Helder 20/03/2016Jantar entre SelvagensEu acredito que tanto em um filme quanto em um livro, é sempre saudável para a estória fluir que exista um mocinho e um bandido. Aqui neste livro demora um pouco para percebermos quem é o vilão, mas não se iluda. No meio de tantos pratos, frescuras e papo furado existe um vilão, e o que mais assusta é que ele pode estar ao seu lado em seu dia a dia.
O jantar é um livro muito diferente. Percebemos logo que é um livro extremamente pensado. Até nas suas divisões, pois começa na entrada, passa pelo prato principal, a sobremesa e termina no digestivo. Tudo que um restaurante chique deve ter se tivermos dinheiro para pagar.
A princípio a estória passa-se no tempo de um jantar.
Em um restaurante, um jantar entre dois irmãos e suas esposas. O ar cheio de tensão. A falsidade e as máscaras levadas ao extremo.

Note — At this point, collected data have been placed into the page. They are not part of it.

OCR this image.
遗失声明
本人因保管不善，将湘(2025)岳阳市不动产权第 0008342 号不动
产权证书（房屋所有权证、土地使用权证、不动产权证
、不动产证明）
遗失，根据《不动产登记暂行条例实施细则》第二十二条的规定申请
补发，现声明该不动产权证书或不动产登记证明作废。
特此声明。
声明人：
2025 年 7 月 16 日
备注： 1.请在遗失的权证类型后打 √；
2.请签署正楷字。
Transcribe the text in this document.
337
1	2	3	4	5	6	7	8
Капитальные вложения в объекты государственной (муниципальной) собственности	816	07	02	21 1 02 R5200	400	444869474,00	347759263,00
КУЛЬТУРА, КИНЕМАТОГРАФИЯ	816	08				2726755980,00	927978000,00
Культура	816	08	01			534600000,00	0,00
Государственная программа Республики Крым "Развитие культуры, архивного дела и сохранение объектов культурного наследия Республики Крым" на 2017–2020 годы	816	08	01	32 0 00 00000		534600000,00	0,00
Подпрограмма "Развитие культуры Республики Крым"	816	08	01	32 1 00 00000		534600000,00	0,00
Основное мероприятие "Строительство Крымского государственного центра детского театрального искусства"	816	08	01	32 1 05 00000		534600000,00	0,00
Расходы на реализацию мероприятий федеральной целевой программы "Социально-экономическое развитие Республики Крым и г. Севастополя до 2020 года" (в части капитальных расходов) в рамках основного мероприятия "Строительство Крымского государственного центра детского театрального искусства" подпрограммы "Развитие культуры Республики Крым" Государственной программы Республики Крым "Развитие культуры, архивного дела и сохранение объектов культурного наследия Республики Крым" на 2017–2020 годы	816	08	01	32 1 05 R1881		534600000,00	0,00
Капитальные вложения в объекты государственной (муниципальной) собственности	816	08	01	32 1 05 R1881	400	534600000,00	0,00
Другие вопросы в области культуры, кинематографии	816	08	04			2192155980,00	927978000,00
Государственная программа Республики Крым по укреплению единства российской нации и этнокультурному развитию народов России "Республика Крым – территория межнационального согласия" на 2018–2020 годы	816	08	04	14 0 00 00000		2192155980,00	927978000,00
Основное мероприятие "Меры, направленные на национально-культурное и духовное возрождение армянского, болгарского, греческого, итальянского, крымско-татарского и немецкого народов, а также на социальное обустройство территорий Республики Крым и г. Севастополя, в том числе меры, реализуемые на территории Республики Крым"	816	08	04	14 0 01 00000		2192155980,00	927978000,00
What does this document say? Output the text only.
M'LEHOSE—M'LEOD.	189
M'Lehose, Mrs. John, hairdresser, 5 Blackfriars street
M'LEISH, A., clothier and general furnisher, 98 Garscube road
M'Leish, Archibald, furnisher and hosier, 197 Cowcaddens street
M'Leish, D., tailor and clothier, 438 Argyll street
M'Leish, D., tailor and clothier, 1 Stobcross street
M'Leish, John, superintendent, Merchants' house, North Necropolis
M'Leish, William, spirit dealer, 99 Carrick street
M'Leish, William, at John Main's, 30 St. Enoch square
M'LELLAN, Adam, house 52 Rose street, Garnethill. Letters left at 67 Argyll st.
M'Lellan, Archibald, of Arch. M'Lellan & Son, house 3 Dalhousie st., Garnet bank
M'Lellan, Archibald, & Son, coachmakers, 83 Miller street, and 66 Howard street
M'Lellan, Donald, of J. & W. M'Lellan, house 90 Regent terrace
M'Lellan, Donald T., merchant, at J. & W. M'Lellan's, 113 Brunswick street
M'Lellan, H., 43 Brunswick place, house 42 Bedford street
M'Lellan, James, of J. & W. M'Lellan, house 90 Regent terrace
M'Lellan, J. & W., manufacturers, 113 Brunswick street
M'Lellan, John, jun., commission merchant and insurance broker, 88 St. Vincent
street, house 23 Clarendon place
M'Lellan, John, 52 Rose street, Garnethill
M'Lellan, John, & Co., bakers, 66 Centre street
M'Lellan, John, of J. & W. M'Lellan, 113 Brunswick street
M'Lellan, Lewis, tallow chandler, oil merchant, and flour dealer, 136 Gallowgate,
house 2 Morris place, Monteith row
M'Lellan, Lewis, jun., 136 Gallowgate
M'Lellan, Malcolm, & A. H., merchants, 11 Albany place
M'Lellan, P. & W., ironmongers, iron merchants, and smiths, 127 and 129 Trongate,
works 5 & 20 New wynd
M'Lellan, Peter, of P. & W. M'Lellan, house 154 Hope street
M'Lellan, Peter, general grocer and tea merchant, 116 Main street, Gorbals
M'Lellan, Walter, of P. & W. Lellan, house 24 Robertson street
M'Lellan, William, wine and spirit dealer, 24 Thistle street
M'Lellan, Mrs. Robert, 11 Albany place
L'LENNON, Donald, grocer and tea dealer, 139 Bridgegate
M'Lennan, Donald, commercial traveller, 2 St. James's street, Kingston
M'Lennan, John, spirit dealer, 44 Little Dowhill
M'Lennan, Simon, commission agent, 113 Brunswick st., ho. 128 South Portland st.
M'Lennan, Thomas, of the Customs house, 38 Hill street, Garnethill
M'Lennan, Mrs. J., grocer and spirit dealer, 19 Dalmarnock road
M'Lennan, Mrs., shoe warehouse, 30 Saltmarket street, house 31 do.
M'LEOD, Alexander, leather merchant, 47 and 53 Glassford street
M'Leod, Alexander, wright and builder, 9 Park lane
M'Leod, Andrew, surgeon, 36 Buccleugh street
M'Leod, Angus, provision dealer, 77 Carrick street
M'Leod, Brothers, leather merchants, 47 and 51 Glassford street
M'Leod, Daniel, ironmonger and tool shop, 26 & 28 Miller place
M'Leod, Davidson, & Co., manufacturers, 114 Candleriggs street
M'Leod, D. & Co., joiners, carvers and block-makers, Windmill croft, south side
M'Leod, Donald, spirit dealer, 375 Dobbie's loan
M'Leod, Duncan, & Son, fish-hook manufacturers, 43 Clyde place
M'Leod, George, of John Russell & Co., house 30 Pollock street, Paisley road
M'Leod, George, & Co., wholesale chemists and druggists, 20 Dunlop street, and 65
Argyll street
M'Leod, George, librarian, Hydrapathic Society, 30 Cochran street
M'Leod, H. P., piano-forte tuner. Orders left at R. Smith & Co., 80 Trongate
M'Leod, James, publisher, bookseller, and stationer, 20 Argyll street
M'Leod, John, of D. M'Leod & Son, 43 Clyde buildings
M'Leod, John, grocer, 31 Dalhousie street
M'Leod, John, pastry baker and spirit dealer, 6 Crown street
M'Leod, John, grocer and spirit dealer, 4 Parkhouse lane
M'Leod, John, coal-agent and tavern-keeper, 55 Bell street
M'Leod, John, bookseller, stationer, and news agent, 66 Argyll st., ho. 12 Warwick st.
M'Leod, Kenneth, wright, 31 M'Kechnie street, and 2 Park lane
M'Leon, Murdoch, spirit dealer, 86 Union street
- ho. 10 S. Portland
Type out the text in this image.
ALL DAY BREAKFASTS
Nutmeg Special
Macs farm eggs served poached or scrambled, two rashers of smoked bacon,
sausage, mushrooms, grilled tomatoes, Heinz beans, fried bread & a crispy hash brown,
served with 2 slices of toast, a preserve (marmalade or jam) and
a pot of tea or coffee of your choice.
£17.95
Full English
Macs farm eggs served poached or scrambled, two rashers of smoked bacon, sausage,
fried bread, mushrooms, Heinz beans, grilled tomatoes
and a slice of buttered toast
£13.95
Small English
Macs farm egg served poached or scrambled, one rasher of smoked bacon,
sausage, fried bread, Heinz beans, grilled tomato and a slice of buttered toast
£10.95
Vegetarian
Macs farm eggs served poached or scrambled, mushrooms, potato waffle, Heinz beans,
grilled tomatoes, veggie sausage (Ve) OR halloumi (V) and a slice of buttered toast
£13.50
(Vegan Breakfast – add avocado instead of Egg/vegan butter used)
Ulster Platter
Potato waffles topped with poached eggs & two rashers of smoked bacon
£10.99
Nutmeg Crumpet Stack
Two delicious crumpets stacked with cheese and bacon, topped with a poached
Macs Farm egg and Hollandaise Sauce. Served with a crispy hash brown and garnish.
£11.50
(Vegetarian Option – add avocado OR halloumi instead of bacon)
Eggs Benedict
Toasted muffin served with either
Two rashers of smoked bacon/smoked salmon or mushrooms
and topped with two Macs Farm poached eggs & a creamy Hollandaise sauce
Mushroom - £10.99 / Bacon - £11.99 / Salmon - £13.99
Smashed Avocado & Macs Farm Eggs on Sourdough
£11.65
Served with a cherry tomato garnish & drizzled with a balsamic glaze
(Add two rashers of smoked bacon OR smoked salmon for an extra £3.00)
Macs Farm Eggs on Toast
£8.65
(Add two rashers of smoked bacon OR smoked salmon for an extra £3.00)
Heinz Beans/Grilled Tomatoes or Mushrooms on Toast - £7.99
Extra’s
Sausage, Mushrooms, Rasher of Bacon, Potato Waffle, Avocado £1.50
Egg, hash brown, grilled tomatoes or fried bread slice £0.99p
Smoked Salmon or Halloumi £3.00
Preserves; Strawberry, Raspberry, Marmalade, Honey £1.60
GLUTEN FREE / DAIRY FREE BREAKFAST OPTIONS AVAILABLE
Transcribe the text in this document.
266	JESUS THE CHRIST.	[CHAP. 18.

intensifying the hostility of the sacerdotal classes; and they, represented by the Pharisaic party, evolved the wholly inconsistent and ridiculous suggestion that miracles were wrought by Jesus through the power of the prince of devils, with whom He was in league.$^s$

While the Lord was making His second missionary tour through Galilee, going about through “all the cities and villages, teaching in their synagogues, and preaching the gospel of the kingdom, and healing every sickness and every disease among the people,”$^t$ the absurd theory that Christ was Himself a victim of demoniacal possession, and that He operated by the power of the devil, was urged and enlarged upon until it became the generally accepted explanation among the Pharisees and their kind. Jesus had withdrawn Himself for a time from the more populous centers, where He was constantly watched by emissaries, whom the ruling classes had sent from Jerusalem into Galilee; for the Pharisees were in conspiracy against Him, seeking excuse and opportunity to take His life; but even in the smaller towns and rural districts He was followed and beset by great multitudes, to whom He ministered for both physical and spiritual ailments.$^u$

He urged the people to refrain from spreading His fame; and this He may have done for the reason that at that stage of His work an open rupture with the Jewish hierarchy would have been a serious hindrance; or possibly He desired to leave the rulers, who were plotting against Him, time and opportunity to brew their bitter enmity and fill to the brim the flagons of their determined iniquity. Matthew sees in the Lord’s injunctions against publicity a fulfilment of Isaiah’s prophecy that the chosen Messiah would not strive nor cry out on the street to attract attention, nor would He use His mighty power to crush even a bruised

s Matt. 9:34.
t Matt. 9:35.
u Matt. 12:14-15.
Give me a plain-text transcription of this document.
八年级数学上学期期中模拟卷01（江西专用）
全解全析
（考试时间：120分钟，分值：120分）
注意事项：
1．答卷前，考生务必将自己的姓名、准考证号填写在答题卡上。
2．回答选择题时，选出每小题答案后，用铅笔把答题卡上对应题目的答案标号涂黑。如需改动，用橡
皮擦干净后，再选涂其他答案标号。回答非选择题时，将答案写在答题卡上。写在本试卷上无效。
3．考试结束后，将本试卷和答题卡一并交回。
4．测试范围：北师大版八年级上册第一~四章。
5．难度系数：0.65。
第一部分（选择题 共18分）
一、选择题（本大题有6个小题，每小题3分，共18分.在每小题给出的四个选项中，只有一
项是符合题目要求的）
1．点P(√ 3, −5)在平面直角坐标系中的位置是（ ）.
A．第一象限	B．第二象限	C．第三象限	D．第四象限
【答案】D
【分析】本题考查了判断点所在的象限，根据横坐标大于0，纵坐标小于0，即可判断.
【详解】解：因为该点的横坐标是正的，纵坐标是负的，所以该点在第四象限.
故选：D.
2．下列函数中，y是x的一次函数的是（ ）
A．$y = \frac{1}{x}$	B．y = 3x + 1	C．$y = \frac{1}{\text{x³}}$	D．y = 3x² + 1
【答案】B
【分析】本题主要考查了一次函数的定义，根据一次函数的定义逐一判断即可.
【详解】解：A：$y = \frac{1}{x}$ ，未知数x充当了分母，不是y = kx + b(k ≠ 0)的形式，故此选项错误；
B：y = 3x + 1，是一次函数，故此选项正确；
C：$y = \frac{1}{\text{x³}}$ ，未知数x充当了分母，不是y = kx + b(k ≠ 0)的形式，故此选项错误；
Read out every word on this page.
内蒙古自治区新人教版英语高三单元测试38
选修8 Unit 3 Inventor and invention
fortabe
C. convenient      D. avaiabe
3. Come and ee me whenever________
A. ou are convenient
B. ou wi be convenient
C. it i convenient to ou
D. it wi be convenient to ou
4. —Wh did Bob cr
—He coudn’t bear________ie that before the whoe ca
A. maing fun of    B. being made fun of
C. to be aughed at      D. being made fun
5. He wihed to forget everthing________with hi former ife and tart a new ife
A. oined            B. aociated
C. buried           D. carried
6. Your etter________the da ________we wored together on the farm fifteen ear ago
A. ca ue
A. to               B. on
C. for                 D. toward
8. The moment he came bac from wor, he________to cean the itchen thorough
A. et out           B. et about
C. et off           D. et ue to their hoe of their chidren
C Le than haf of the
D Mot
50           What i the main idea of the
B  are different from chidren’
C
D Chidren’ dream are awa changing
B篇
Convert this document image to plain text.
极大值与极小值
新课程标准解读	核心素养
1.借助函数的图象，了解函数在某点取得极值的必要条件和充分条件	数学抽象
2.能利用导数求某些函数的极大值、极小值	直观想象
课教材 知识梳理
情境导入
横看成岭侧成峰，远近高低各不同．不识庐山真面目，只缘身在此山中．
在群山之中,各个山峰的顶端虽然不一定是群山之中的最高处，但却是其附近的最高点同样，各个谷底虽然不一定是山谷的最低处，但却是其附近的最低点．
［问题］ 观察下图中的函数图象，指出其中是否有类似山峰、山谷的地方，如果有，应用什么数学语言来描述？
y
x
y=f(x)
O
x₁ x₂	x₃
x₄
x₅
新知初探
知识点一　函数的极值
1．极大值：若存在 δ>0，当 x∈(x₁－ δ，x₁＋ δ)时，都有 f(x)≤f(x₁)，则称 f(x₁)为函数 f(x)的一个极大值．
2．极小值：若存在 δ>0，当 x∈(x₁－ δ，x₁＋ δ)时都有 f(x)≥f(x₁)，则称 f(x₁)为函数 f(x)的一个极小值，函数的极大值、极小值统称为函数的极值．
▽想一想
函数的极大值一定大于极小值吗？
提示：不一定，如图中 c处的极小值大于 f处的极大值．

Serge é o principal candidato a primeiro ministro da Holanda, e Paul, seu irmão e narrador do livro faz de tudo para que vejamos cada vez mais o lado mesquinho de Serge, que já começa desde o início na escolha de um restaurante extremamente caro para um jantar em família. Um simples ato para mostrar poder. Mas não é um simples jantar entre casais. Existe algo para ser conversado. Seus filhos fizeram algo muito errado. E eles precisam discutir os próximos passos. Mas o que ocorreu?
Com extremo talento, Herman Koch vai descrevendo o restaurante e os pratos, com toda a sua pompa burguesa e exagerada do século XXI. O livro é narrado por Paul em primeira pessoa, um personagem extremamente chato, extremamente derrotista, invejoso e com um caráter duvidoso, mas que vai nos envolvendo cada vez mais em uma estória inacreditável, que quando chega ao final nos enche de amargor e, por que não, de medo.
Entre a entrada, pratos principais, sobremesas, Paul nos leva ao passado e nos mostra o que aconteceu, e quando achamos que a ação dos garotos foi algo terrível e brutal, nos deparamos com as atitudes dos pais, e é aí que realmente vem o choque e o medo.
Medo do que o ser humano é capaz de fazer. O autor ultrapassa todos os limites do politicamente correto e nos tira de nossa zona de conforto. Até onde os pais podem ir para proteger seus filhos? O que é ética? O que é amor? O que é psicopatia? A maldade é hereditária?
São perguntas que com certeza o autor traz à tona com seu livro. Não é um livro fácil. As vezes as descrições do jantar são extremamente presunçosas, mas no fim percebemos que tudo ali é extremamente necessário para a narrativa.
Extremamente necessário para nos mostrar que o homem do século XXI com todo o seu verniz chique e presunçoso, no fundo não passa de um selvagem.
Recomendo para quem tem estomago forte.